Mejor dicho, aunque conocía
el malestar social que provocaban los continuos y viles asesinatos de ETA,
aunque conocía el proceso de descomposición de la UCD y la vertiginosa
velocidad a la que Adolfo Suárez perdía apoyos por todas partes, aunque barruntaba
que los militares sólo estaban esperando un gesto para recuperar el régimen
castrense en España, aunque me daba cuenta de la fuerza que iban tomando los
grupúsculos fascistas en las calles —sobre todo en calles de levíticas ciudades
como Segovia—, no intuía —como la inmensa mayoría— que todo estuviera tan
cerca.
Y es que, por mucho que uno
quiera informarse, más aún, por mucho que uno se informe, es mucho más lo que
se oculta, lo que no trasciende, lo que se lleva en secreto.
En la tarea
del buen gobernante uno de los ingredientes básicos es la discreción, cuando
no el secreto, pues de lo contrario muchas cosas se podrían ir al traste. Pero
en la mayoría de los supuestos, tal sigilo no se produce como consecuencia de
la prudencia, sino, más bien, como estrategia destinada a obtener ventajas
personales (o partidarias) o como recurso para evitar aminorar parcelas de
poder, personal (o partidario).
A lo largo de la historia
humana se repite con machaconería irritante este esquema. En este clima de secretismo los
políticos empiezan a ser un problema, la clase política comienza a
convertirse en odiable para la ciudadanía, porque los ciudadanos perciben que
sus problemas les traen al pairo a sus supuestos representantes, sólo
preocupados por llegar al poder o por mantenerlo a toda costa. Si la España de 1981 fue caldo de cultivo propicio para un intento de
pronunciamiento militar, la culpa fue, en parte no pequeña, de la mediocridad y del afán de poder de
la clase política española. (Treinta y un años más tarde la casta de políticos
es igual de mediocre, y sólo se manifiesta interesada en arribar al poder, o
mantenerse en él a cualquier precio. El sabor del caldo en que hoy vivimos se
va pareciendo cada vez más al pútrido gusto de aquel caldo).

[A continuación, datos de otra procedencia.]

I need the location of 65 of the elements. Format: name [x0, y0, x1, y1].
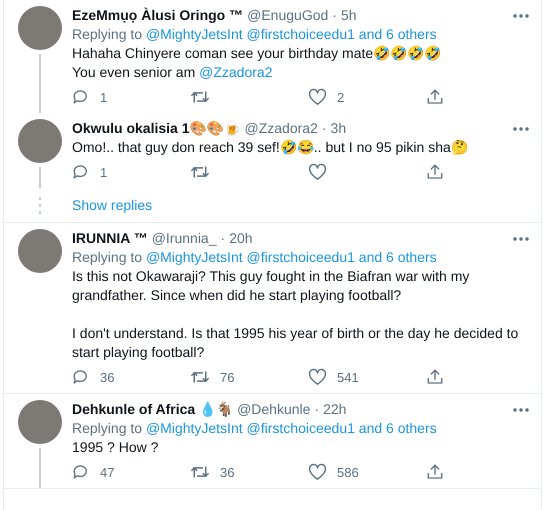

Acaso, en el fondo, así se
explique porque a esa mayoría silenciosa poco le importe la forma en que se le
gobierne. Esa mayoría tiene clara conciencia de que gobierne quien gobierne, lo
va a hacer, en primer lugar, para medrar en lo personal (o en lo partidario).
Luego, pero sólo más tarde, y si no queda otro remedio, se preocupará de la
ciudadanía. Esa mayoría aspira, quizá investida de un fatalismo histórico del
que no se puede desnudar, a vivir en paz (o lo que se entiende por paz) y con
cierta holgura económica (sabiendo que nunca habrá estridencias en este
asunto).
Entre las tesis u opiniones
que sostiene Javier Cercas en este libro, me llama la atención una: si el golpe
hubiera triunfado, España no habría opuesto resistencia. Quizá la manifestación
de apoyo a la democracia que llenó las calles de Madrid unos días más tarde,
hubiera sido similar si un nuevo gobierno de unidad nacional hubiera emergido como solución al pronunciamiento militar (en el caso de que hubiese triunfado el
golpe, la idea que el general Armada tenía del golpe).
A primera vista uno se remeje inquieto en el sofá donde lee, pero a poco que repase en su memoria y
contemple a su alrededor, no le queda más remedio que darle la razón al
escritor cacereño.
Los políticos deberían
aprender de la historia. Incluso de la más reciente. Cuando la solución se
convierte en un problema, entonces el problema se agrava en proporciones
exponenciales. Juegan con la ventaja del desinterés de las personas por la
política, ese desinterés lo han cultivado con esmero y éxito. Pero lo mismo,
una vez más, esa supuesta ventaja, a la larga, es su gran desventaja, o la fosa
donde serán enterrados.
Estoy convencido, siempre
lo he estado, que una sociedad politizada (no en el sentido partidista, sino en
el sentido de manifestar su opinión sobre los temas que afectan a la mayoría), es
una garantía para evitar involuciones totalitarias, sin embargo, los políticos
—anclados en esquemas decimonónicos— por mucho que me den la razón, piensan
exactamente lo contrario. Si pudieran, unos cuantos añadirían un artículo a la
Constitución en el que se dijera lo mismo que se puede leer en los azulejos de algunos bares y
tabernas: Prohibido hablar de política.